Karen produced this series throughout a year. In different seasons he went to countryside and look pictures of human figures througt the dewy glass. What is interesting is that later these digital images were directly transferred onto the canvas from the screen of the computer.

Therefore, here we do not dealwilh pure paintings, but with painterly project which incorporates the elements of the discourse of painting (landscape painting in countryside, subtle impasto) and contemporary technological reality (digital and computer technologies).

Thus, the whole picture can be divided into three structural spaces; dew drops in the foreground, figure in the middle ground and the landscape in the background. And yet, one has to observe that there is one more, invisible plane: the transparent dewy glass which, at the same time, coincides with the physical surface of the canvas. Indeed, in the process of production Karen’s gaze of the reality is intermediated first by  the lens of photo camera, second by the dewy glass, third by the lens of projector, and fourth by the computer screen. This multilayered intermediation questions the simple, innocent and harmonious relation between artist and reality, making it complex and problematic. The work of art is not an outcome of artist’s spontaneous inspiration; it is produced in the complex relations of artist and his/her reality. Thus Karen’s pictures witness the difficulties, that he psychologically feels very strongly.

However, it seems that those difficulties are hidden in Karen’s works, just as the surface of the glass is  hidden from the viewer. Their colorful and optimistic atmosphere makes the viewer pass over the above mentioned difficulties.

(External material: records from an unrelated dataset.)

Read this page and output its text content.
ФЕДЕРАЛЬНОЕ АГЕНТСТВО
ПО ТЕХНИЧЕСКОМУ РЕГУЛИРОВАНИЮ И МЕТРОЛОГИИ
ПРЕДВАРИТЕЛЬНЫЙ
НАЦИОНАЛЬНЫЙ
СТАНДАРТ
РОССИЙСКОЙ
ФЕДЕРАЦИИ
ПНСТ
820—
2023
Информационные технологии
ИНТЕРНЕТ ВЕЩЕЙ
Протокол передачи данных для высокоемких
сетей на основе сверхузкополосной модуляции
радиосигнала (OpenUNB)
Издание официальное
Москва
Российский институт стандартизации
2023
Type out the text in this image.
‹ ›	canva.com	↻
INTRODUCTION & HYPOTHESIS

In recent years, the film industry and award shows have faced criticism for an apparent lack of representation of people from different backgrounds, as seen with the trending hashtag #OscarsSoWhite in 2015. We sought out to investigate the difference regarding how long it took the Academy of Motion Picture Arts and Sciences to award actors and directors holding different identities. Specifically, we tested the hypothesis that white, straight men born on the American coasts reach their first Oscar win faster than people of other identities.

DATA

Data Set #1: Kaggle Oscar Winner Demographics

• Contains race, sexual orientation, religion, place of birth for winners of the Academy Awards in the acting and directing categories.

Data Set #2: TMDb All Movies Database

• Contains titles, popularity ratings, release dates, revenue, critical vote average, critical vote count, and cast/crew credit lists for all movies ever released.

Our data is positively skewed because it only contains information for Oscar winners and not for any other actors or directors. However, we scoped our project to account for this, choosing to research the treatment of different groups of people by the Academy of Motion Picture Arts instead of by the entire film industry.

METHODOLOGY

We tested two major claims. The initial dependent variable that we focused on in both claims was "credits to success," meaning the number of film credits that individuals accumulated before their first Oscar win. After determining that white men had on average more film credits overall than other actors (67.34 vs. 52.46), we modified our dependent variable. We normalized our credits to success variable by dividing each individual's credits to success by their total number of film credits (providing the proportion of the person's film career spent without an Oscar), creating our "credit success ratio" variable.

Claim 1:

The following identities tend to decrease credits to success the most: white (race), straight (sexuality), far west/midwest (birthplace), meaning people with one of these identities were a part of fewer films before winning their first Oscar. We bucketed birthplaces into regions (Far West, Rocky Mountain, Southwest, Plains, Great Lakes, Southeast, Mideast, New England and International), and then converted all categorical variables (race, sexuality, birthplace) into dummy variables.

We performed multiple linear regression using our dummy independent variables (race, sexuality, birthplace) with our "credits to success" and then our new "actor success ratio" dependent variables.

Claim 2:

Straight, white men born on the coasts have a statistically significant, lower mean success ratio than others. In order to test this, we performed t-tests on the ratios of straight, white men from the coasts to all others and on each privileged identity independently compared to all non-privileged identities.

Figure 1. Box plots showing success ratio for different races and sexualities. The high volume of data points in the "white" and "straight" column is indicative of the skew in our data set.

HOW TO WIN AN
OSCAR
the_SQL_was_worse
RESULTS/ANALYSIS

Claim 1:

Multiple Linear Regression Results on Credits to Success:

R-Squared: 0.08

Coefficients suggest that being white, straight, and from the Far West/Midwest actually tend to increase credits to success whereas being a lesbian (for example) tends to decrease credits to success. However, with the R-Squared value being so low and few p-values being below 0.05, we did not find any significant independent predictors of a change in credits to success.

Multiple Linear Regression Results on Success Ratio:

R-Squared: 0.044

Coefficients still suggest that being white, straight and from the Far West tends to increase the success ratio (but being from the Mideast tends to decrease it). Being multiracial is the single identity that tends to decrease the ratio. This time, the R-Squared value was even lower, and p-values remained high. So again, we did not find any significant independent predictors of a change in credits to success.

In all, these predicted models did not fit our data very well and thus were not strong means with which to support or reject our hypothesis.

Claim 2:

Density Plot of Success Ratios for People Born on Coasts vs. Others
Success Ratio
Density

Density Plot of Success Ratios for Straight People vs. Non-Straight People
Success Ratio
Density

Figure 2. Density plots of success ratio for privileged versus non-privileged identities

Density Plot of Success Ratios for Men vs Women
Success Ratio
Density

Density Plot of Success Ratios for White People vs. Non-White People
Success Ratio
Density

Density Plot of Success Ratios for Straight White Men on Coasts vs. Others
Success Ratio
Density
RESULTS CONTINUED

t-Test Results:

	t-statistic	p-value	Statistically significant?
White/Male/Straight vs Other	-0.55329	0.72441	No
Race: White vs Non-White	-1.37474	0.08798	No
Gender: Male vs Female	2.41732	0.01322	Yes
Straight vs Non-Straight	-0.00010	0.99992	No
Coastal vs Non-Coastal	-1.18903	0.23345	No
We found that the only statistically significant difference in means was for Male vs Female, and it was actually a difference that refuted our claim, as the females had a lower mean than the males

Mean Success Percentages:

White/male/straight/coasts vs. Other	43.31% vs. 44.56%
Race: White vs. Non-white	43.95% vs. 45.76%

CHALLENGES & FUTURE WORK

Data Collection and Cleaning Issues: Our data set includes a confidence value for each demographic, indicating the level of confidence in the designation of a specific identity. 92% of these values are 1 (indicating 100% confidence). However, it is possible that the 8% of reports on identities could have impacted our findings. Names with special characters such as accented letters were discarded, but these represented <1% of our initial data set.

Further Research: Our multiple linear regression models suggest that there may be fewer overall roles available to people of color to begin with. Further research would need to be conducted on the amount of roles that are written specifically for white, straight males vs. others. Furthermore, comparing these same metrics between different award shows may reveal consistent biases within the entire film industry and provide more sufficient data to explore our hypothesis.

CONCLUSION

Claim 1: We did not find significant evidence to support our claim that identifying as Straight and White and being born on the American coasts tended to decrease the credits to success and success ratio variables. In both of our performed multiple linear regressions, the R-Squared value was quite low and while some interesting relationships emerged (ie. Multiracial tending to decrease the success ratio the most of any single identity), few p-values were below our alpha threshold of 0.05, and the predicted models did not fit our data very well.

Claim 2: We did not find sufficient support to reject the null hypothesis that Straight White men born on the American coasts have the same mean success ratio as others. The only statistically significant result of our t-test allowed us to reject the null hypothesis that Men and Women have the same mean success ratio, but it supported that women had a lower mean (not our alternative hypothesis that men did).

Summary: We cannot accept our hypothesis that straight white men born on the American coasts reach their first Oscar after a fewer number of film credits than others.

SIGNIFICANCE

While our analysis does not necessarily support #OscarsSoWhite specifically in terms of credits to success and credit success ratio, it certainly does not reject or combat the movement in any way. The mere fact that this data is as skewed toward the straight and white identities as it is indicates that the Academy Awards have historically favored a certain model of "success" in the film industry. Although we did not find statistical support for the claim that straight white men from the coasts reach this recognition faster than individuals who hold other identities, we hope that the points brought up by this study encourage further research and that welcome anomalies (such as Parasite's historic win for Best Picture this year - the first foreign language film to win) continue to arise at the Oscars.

The works seem to breathe with creative spontaneity and freshness, though they were born out of the lack of that very spontaneity. Karen’s works are utopias, as they attempt to show what is impossible to find. Karen attempts at finding the harmony which does not exist in life, but not through recreating it In art, rather, finding it in reality where it is not the case. His images are fixed and identically reproduced in Armenia; paradoxically they are part of Armenian reality. This fact gives them the status of real utopias. Karen turns to countryside, tries to fix the absent harmony between human being and nature, fuses the natural force (water) with the figure making them one inseparable whole.